Le roman de John Mawxell Coetzee qui traite de la disgrâce d'un homme en Afrique du Sud en période de post-Apartheid fait l'objet d'une adaptation par Jean-Pierre Baro et Pascal Kirsch: un drame psychologique et politique tout en finesse à découvrir sur la scène du Théâtre des deux rives à Rouen (Seine-Maritime) du 20 au 23 mars 2018.

Disgrâce : Le roman de John Mawxell Coetzee adapté au Théâtre des deux rives à Rouen

Disgrâce suit la déchéance de David dans l'Afrique du Sud post-apartheid. © Simon Gosselin

Par Elodie Laval

Avec Disgrâce présenté au Théâtre des deux rives à Rouen du 20 au 23 mars, Jean-Pierre Baro signe une première adaptation d'un roman sous une forme théâtrale. Le metteur en scène nous explique ses choix:

Pourquoi avez vous choisi ce texte? Qu'est ce qui vous a interpellé dans l'écriture de J.M. Coetzee?

"Le roman retrace la longue descente aux enfers d'un homme nommé David qui n'est pas raciste mais qui vit dans l'Afrique du sud post-apartheid et qui a connu l'apartheid. Coetzee se demande si on peut vivre normalement dans un pays où les autres sont opprimés juste à nos côtés. Sa réponse est non. Cet homme subit la vengeance et la disgrâce. Ce texte me permet de parler des colons européens, de m'interroger sur les conséquences aujourd'hui des années de colonisation."

Quels ont été les difficultés rencontrées pour mettre en scène le roman?

"Ce qui est très fort dans l'écriture de Coetzee, c'est son style lapidaire: il est très précis. Il y a dans le roman beaucoup de dialogues et de situations. Le roman se prête particulièrement bien à une adaptation théâtrale pour cette raison. Cependant il est très long: il fait 200 pages. Il fallait donc couper le roman tout en conservant les meilleures lignes et forces de tension entre les scènes. D'autre part, même si le roman traite des rapports des afrikaaners et des locaux, l'appartenance des protagonistes à l'un ou l'autre des clans n'est jamais explicitée par l'auteur. Pour cela, j'ai choisi de masquer les visages avec de la peinture pour rendre compte de ce trouble et pour montrer que le racisme n'est qu'une historie de peinture."

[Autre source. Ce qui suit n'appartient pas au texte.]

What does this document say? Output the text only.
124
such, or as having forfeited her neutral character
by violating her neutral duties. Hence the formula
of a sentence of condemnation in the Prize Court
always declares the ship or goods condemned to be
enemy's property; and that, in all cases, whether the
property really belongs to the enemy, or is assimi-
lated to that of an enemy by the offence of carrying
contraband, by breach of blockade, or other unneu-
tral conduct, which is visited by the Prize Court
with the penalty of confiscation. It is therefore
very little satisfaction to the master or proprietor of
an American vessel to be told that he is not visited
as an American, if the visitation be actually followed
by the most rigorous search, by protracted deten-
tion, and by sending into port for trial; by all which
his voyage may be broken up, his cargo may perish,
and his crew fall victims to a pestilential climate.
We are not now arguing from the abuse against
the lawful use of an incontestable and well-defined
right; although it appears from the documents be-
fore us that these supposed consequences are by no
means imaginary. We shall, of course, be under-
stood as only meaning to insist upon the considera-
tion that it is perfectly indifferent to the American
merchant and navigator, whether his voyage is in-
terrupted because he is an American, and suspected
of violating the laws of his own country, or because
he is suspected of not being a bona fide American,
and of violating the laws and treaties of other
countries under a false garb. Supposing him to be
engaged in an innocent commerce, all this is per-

Présentez-nous David, le personnage principal?

"Il n'est pas exceptionnel. Ce qui est exceptionnel, c'est que ce professeur d'université blanc, amateur de littérature romantique, accusé d'un rapport sexuel non consenti avec une jeune étudiante, accepte son sort et sa lente descente aux enfers. La faute dont on l'accuse n'est que supposée, le roman maintient le doute. David accepte son sort jusqu'au moment où sa propre fille se fait agresser. Je pense que Coetzee se livre un peu à travers le personnage de David. Même s'il brouille les pistes, il est toujours très présent dans ses romans, ce sont des autobiographies romancées. Il y a beaucoup de lui-même, de ses interrogations, de ses fantasmes et de ses désirs."

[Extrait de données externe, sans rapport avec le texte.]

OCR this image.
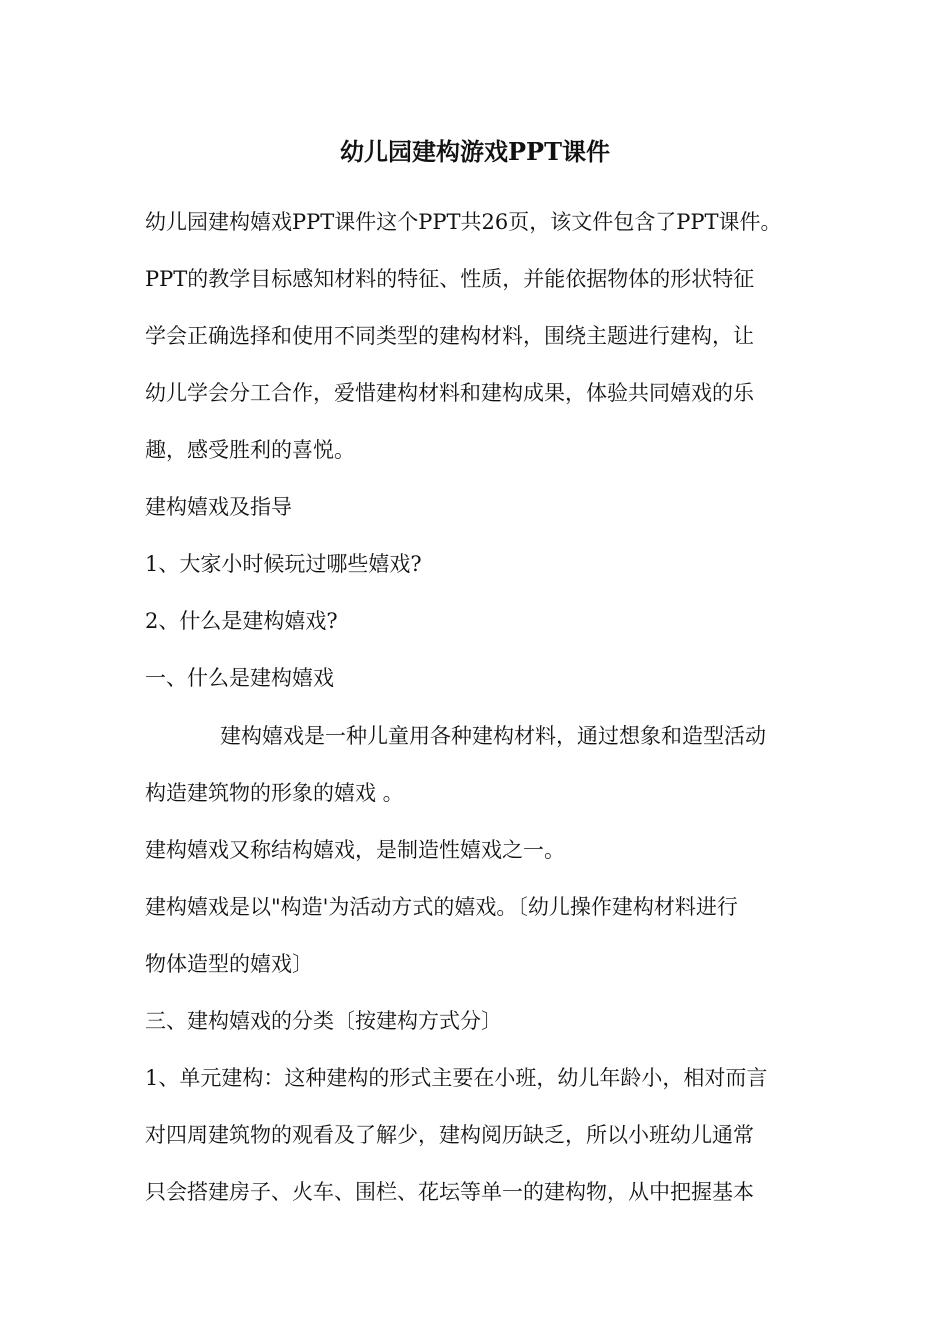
幼儿园建构游戏PPT课件
幼儿园建构嬉戏PPT课件这个PPT共26页，该文件包含了PPT课件。
PPT的教学目标感知材料的特征、性质，并能依据物体的形状特征
学会正确选择和使用不同类型的建构材料，围绕主题进行建构，让
幼儿学会分工合作，爱惜建构材料和建构成果，体验共同嬉戏的乐
趣，感受胜利的喜悦。
建构嬉戏及指导
1、大家小时候玩过哪些嬉戏?
2、什么是建构嬉戏?
一、什么是建构嬉戏
建构嬉戏是一种儿童用各种建构材料，通过想象和造型活动
构造建筑物的形象的嬉戏 。
建构嬉戏又称结构嬉戏，是制造性嬉戏之一。
建构嬉戏是以"构造'为活动方式的嬉戏。〔幼儿操作建构材料进行
物体造型的嬉戏〕
三、建构嬉戏的分类〔按建构方式分〕
1、单元建构：这种建构的形式主要在小班，幼儿年龄小，相对而言
对四周建筑物的观看及了解少，建构阅历缺乏，所以小班幼儿通常
只会搭建房子、火车、围栏、花坛等单一的建构物，从中把握基本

Comment s'exprime la violence du texte? Et quelle est sa portée politique?

"J'ai souhaité rester fidèle au roman qui produit beaucoup de complexité et de trouble. Coetzee ne donne ni réponse ni  jugement. Il place ses personnages dans une situation inextricable. Je cherche a transmettre l'âme du roman dans la pièce, à faire ressentir ce trouble aux spectateurs. L'intrigue prend place dans la période post-apartheid, lorsque les noirs reprennent le pouvoir après des années d'oppression. Coetzee se place simplement comme un observateur de la réalité du pays. Pour représenter cette atmosphère de violence, nous avons travaillé sur l'ambiance sonore notamment en incluant des aboiements des meutes de chiens errants qui sont évoqués en toile de fond par Coetzee  et des scènes de bagarres chorégraphiées. La pièce nous interroge dans nos rapports à nos ex-colonies et montre les femmes comme les premières victimes de ces affrontements".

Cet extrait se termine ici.